Point-of-sale (POS) systems vendor NCR said it is expecting to have an increased involvement with the channel in coming years as retailers move to integrate checkout with back-end systems.
In a promotion it called its "25th scanniversary", NCR last week pointed out it had been a full quarter of a century since it first introduced the barcode scanning technology now very much a part of retailing POS.
It also used the celebration to sing the marketing message of how technology is continuing to change the face of retailing.
According to Paul Mitchell, marketing director for NCR Asia-Pacific, it is customer relationship management (CRM) and one-to-one marketing that are the buzzwords in retail at the moment.
He said that systems successfully achieving these goals involve integration of POS with enterprise and CRM systems which have traditionally had much higher involvement from indirect channels such as integrators than NCR's current model.
Mitchell said only 30 per cent of its current POS business is moving through resellers such as Retail Directions and Surefire, but he expects that to be much closer to 50 per cent in the future.

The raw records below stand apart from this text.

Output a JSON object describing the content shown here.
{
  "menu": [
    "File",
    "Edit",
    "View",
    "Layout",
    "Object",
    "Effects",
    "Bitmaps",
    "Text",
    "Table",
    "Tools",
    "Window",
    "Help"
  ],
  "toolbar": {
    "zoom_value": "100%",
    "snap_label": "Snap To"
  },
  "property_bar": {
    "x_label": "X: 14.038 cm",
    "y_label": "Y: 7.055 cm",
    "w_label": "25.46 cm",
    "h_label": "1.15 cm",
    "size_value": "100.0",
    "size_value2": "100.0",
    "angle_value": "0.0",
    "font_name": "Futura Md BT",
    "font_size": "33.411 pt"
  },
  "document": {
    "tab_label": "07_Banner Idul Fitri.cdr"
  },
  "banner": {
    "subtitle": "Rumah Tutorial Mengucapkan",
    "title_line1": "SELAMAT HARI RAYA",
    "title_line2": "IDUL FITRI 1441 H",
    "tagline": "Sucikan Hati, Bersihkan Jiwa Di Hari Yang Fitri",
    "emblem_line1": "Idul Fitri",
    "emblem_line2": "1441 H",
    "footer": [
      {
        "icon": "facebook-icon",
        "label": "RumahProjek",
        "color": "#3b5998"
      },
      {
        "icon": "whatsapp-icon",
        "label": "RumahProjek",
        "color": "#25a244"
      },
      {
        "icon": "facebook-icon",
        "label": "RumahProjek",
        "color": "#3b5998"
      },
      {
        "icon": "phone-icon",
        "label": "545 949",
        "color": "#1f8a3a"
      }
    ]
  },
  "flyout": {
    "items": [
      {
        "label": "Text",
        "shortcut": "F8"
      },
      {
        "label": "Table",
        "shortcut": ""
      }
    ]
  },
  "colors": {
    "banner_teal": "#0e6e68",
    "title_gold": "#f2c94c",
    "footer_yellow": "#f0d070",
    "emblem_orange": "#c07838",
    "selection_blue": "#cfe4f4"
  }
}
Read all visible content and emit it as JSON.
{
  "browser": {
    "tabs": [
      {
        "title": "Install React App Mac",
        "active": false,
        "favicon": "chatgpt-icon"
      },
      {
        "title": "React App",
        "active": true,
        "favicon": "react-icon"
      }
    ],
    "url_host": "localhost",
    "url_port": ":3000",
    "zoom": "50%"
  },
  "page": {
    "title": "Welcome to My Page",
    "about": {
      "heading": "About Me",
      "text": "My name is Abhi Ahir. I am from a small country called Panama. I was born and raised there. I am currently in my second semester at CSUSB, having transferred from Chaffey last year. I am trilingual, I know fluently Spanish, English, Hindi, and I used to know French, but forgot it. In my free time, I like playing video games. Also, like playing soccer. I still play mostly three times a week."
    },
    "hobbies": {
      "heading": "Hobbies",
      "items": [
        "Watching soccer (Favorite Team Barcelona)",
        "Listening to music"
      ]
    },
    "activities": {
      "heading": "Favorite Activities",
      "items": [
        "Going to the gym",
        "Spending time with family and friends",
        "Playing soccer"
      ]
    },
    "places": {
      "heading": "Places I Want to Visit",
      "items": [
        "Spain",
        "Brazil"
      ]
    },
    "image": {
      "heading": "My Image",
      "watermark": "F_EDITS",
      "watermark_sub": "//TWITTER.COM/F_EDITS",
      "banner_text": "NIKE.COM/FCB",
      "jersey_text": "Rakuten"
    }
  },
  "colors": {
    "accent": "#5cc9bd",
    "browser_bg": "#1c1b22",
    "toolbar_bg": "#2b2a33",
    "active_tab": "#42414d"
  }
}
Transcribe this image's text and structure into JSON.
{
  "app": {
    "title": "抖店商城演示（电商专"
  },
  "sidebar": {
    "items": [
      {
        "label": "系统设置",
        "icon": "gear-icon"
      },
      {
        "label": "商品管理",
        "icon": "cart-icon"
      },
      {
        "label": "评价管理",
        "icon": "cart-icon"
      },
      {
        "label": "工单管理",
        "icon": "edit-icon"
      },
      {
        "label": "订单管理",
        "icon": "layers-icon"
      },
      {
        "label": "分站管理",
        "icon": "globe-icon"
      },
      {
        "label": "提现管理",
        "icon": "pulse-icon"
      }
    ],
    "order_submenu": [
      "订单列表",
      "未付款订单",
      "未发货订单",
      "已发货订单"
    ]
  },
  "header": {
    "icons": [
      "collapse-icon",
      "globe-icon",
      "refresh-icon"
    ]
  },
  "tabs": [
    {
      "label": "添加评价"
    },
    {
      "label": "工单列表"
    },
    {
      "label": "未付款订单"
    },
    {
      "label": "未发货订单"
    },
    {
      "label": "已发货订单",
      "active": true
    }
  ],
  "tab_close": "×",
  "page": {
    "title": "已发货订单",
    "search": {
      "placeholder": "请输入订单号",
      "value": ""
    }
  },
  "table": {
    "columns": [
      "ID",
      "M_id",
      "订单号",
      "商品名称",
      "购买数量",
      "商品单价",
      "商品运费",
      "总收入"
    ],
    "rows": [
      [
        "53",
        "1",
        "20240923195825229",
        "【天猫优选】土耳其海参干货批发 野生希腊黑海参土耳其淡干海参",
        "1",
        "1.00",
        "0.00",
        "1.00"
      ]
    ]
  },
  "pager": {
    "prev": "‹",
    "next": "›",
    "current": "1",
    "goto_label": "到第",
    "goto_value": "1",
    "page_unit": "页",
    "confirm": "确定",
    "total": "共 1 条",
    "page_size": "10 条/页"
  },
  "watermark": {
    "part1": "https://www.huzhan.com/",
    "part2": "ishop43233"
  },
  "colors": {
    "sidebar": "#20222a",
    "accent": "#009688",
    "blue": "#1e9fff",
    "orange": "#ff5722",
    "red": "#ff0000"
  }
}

"Retailers are all moving towards closer relationships with their customers and one-to-one marketing strategies," Mitchell said.
"For us to get our solutions into these companies we have to be integrating with their back-end enterprise and customer management systems which means we will be doing more partnering with specialist resellers."
Mitchell said other successful applications of technology in retailing that NCR is pushing include in-store kiosks, electronic price labelling, produce recognition tools and self-service checkout counters.
These technologies are already changing the shopping experience at big chain stores in the US and are currently being assessed locally by some big names.
Interestingly, he also claims it is technology which offers the best opportunity for independent retailers to improve efficiency and combat increasing competition from the Internet and national chain.
"It is a lot easier for independents and smaller retailers to develop loyalty programs on a local basis," Mitchell said. "Getting closer to customers is one of the biggest driving forces in retailing at the moment and the smaller guys already have a much better understanding and knowledge of who their customers are."